Just what would Lake Placid have become without those two weeks in February 33 years ago? Some cred might have carried over from the village’s 1932 Winter Olympics, but the infrastructure and spirit from the ’80 Games propelled this place into what it is today—a charming, globally recognized year-round destination with sophisticated shops and amenities and top-notch sports facilities that attract and nurture world-class athletes.
Perhaps that’s why a now-former ORDA employee says he was ignored after he contacted the agency’s CEO over his concern for displaying Ortloff’s plaque on the wall of fame. (Adirondack Life contacted ORDA’s CEO, but he declined to comment.) And recently a photographer, shooting the wall as young Can-Am hockey players bounced by, was stopped by an ORDA employee who took down his name.

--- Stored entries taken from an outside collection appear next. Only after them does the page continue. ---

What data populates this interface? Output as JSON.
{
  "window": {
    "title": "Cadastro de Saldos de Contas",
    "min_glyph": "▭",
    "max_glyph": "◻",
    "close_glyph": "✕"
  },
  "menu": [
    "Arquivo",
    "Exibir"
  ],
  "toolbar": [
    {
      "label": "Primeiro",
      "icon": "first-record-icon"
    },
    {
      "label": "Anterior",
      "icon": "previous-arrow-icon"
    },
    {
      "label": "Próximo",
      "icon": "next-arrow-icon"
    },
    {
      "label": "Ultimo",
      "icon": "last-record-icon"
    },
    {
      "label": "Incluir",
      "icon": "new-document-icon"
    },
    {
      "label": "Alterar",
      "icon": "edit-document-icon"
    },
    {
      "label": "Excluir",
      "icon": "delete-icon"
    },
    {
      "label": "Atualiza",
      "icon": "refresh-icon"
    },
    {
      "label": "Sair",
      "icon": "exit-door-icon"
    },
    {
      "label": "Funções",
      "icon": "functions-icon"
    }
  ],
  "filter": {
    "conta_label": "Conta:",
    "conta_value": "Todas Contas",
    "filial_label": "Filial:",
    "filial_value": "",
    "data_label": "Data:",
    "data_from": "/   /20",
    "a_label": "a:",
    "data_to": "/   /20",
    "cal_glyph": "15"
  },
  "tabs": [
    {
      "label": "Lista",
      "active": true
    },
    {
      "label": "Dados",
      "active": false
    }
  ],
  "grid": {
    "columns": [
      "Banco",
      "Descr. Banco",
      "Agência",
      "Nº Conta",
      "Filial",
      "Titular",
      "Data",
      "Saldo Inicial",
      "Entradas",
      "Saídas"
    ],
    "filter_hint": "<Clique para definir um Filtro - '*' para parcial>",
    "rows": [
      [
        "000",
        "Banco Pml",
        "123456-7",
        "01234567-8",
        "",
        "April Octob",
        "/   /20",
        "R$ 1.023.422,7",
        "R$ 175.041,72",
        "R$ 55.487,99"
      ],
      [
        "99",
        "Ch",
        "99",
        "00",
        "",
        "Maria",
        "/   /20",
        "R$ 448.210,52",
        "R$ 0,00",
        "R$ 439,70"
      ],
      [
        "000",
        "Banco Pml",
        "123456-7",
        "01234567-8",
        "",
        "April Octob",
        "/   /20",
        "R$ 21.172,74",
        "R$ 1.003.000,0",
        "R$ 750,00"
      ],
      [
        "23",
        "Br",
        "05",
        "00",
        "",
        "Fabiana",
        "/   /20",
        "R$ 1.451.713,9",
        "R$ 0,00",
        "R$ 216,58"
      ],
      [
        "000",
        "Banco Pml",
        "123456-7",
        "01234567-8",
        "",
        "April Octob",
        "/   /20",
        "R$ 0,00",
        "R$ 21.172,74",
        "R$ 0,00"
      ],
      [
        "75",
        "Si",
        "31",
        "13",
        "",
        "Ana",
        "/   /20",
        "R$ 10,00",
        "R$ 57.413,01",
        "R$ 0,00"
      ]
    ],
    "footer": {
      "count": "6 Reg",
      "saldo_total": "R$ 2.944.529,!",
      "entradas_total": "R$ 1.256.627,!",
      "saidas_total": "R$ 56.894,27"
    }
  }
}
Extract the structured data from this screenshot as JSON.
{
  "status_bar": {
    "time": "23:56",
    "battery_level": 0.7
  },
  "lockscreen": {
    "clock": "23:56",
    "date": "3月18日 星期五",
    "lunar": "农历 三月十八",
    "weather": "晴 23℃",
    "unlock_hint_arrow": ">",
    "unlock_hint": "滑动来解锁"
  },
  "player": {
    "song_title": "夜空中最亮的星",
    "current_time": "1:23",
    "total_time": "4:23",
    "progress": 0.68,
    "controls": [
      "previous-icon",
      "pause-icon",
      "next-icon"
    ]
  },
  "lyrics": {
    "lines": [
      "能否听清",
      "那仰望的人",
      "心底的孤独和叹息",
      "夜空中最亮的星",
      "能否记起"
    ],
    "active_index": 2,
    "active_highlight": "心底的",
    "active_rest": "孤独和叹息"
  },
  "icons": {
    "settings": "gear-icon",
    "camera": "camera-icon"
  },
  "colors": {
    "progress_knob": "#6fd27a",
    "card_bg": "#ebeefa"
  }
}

She said members of the media needed permission from the agency’s press ofﬁce to take pictures here, though the hall is a public space subsidized by New Yorkers’ tax dollars. “We want to make sure the photographs are used in a favorable way,” the photographer says she told him.
Last summer, decision-makers at Penn State had a different approach when news broke that their football coach Joe Paterno failed to disclose his knowledge of former assistant coach Jerry Sandusky’s sexual assault of numerous children: they removed a statue of Paterno from the front of on-campus Beaver Stadium. Appropriate, justiﬁed response or clunky, emotional reaction to behavior we can’t stomach? (Lake Placid Club founder and Dewey Decimal System inventor Melvil Dewey is also a Lake Placid Hall of Fame inductee. Dewey’s club, established in the 1890s, excluded “victims of contagious diseases, cripples, and Jews,” though such rules weren’t a crime back then.)
As with any tragedy that befalls a small town, Ortloff’s actions leave behind family—including a sister who is chairperson of the Lake Placid Hall of Fame committee—friends, and the community at large to cope with what are still raw, complicated emotions. Not at all what Hall of Fame visitors might experience as they browse the wall, acknowledging the heroes of our Olympic region.